Die von Ministerin Hendricks zurückgezogene Kampagne „Neue Bauernregeln“ wird nunmehr vom Deutschen Tierschutzbüro fortgeführt:

Die vom Bundesumweltministerium (BMUB) in den letzten Wochen initiierte und präsentierte Kampagne unter dem Motto „Neue Bauernregeln“, welche auf die Missstände in der industriellen Landwirtschaft und ihre Auswirkungen auf die Tier- und Umwelt aufmerksam zu machen versuchte, wurde aufgrund großer Gegenwehr leider von Bundeministerin Hendricks wieder zurückgezogen. Das Deutsche Tierschutzbüro führt nun fort, was das Landwirtschaftsministerium, viele Bauern und Landwirtschaftsminister Christian Schmidt nicht sehen und hören wollen: Massentierhaltung  ist Tierquälerei!  Schlecht für die Umwelt, ungesund für alle und Viehwirtschaft ist schon lange nicht mehr natürlich. Daher fordern die Aktivisten die Politik und vor allem das Landwirtschaftsministerium dazu auf, die bisherigen Gesetze schnellstmöglich zu hinterfragen und diese endlich nachhaltig für die Tiere  zu verbessern. Es darf nicht angehen, dass im Vordergrund unserer Gesetze wirtschaftliche Interessen der Lobbyverbände von der Lebensmittel- und Fleischindustrie stehen. Doch leider zeigen unzählige Beispiele immer wieder auf, wie die Tiere für die Fleisch- und Lebensmittelindustrie ausgebeutet werden und ihr gesamtes Leben aus Leid und qualvollen Schmerzen besteht: Sauen werden die Hälfte ihres Lebens in Kastenstände eingesperrt, Masthühner haben nur so viel Platz wie ein DIN A5- Blatt und Kälbern werden nach nur wenigen Tagen die Hörner ohne Betäubung ausgebrannt. Das muss endlich ein Ende haben!  Jetzt handeln und Gesetze ändern!

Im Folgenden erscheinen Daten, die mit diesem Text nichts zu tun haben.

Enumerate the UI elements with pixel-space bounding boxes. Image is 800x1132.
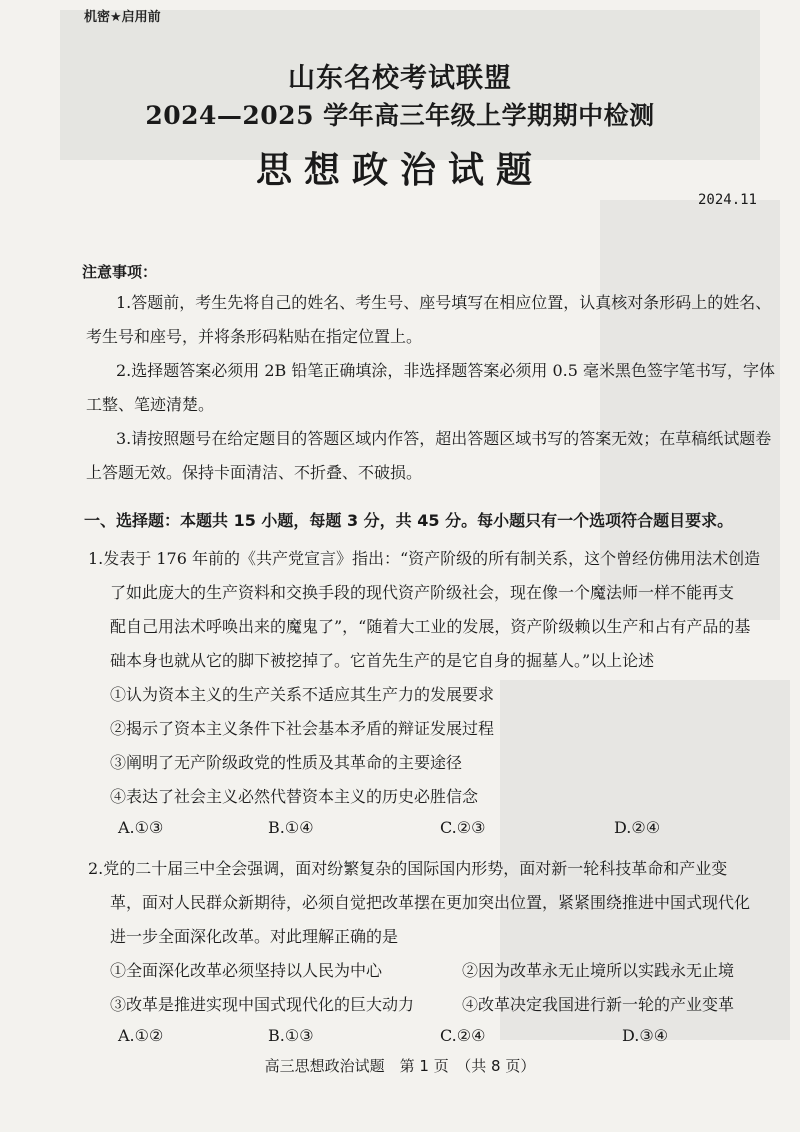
question-2-statement: ②因为改革永无止境所以实践永无止境 — [462, 961, 735, 980]
question-1-line: 配自己用法术呼唤出来的魔鬼了”，“随着大工业的发展，资产阶级赖以生产和占有产品的基 — [110, 617, 751, 636]
question-2-statement: ③改革是推进实现中国式现代化的巨大动力 — [110, 995, 415, 1014]
question-2-line: 革，面对人民群众新期待，必须自觉把改革摆在更加突出位置，紧紧围绕推进中国式现代化 — [110, 893, 751, 912]
notice-item-3: 3.请按照题号在给定题目的答题区域内作答，超出答题区域书写的答案无效；在草稿纸试题卷上答题无效。保持卡面清洁、不折叠、不破损。 — [86, 429, 772, 482]
question-1-line: 了如此庞大的生产资料和交换手段的现代资产阶级社会，现在像一个魔法师一样不能再支 — [110, 583, 735, 602]
page-footer: 高三思想政治试题 第 1 页 （共 8 页） — [264, 1057, 536, 1075]
organization-title: 山东名校考试联盟 — [288, 63, 512, 94]
question-1-statement: ①认为资本主义的生产关系不适应其生产力的发展要求 — [110, 685, 495, 704]
subject-title: 思想政治试题 — [255, 149, 544, 191]
question-1-line: 1.发表于 176 年前的《共产党宣言》指出：“资产阶级的所有制关系，这个曾经仿佛用法术创造 — [88, 549, 761, 568]
question-2-line: 2.党的二十届三中全会强调，面对纷繁复杂的国际国内形势，面对新一轮科技革命和产业变 — [88, 859, 728, 878]
exam-date: 2024.11 — [697, 192, 757, 208]
question-1-statement: ④表达了社会主义必然代替资本主义的历史必胜信念 — [110, 787, 479, 806]
question-2-statement: ①全面深化改革必须坚持以人民为中心 — [110, 961, 383, 980]
question-2-option-c: C.②④ — [440, 1026, 486, 1045]
question-2-option-b: B.①③ — [268, 1026, 314, 1045]
question-1-statement: ③阐明了无产阶级政党的性质及其革命的主要途径 — [110, 753, 463, 772]
confidential-label: 机密★启用前 — [84, 10, 161, 25]
section-title: 一、选择题：本题共 15 小题，每题 3 分，共 45 分。每小题只有一个选项符合题目要求。 — [84, 511, 734, 530]
question-2-option-d: D.③④ — [622, 1026, 669, 1045]
question-2-option-a: A.①② — [118, 1026, 164, 1045]
question-1-line: 础本身也就从它的脚下被挖掉了。它首先生产的是它自身的掘墓人。”以上论述 — [110, 651, 655, 670]
exam-title: 2024—2025 学年高三年级上学期期中检测 — [145, 101, 655, 130]
question-1-option-b: B.①④ — [268, 818, 314, 837]
question-1-option-a: A.①③ — [118, 818, 164, 837]
question-1-option-c: C.②③ — [440, 818, 486, 837]
question-2-statement: ④改革决定我国进行新一轮的产业变革 — [462, 995, 735, 1014]
notice-item-1: 1.答题前，考生先将自己的姓名、考生号、座号填写在相应位置，认真核对条形码上的姓名、考生号和座号，并将条形码粘贴在指定位置上。 — [86, 293, 772, 346]
question-1-option-d: D.②④ — [614, 818, 661, 837]
question-1-statement: ②揭示了资本主义条件下社会基本矛盾的辩证发展过程 — [110, 719, 495, 738]
notice-item-2: 2.选择题答案必须用 2B 铅笔正确填涂，非选择题答案必须用 0.5 毫米黑色签字笔书写，字体工整、笔迹清楚。 — [86, 361, 775, 414]
notice-title: 注意事项： — [82, 263, 158, 281]
question-2-line: 进一步全面深化改革。对此理解正确的是 — [110, 927, 399, 946]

Tierrechtsorganisation PETA nimmt Jäger ins Visier

Anschließend an die Bauernregeln-Kampagne von Bundesumweltministerin Barbara Hendricks (SPD) veröffentlichte nunmehr auch PETA zehn sogenannte „Jägerregeln“. Mit Sprüchen wie „Läuft die Katze durch den Wald, wird sie einfach abgeknallt“ oder „Wenn die Männlichkeit versagt, bleibt nur noch die Trophäenjagd“ kritisiert die Tierrechtsorganisation das Hobby der Jäger, um die Öffentlichkeit über das sinnlose Töten zu informieren. Obwohl es keinen nachvollziehbaren Grund für die Jagd in deutschen Wäldern gibt, töten Jäger – vornehmlich im Rahmen einer „Freizeitbeschäftigung“ – jedes Jahr bundesweit etwa fünf Millionen Wildtiere sowie schätzungsweise mehrere Hunderttausend Hunde und Katzen.

Hier die 10 Weisheiten von PETA über das blutige Hobby der Jäger:

Regel  1:  Wird der Jäger immer dreister, liegt das wohl am „Jägermeister“.

Regel  2:  Läuft die Katze durch den Wald, wird sie einfach abgeknallt.

Regel  3:  Jagdunfälle immer wieder, schießen sie auch Menschen nieder.

Regel  4:  Steht das Bambi morgens auf, guckt ´s in den Gewehreslauf.

Regel  5:  Möglichst viele Füchse schießen, das heißt sinnlos Blut vergießen.

Regel  6:  Wenn die Männlichkeit versagt, bleibt nur noch die Trophäenjagd.

Regel  7:  Was „grünes Abitur“ genannt, im Grunde die Natur verkannt.

Regel  8:  Ob Schwan ob Dachs, es ist zuwider, der Grünrock meuchelt alle nieder.

Regel  9:  Das Schießen auf bedrohte Arten kann der Jäger kaum erwarten.

Regel 10:  Theodor Heuss, der hat ´s benannt, dass die Jagd sehr geisteskrank.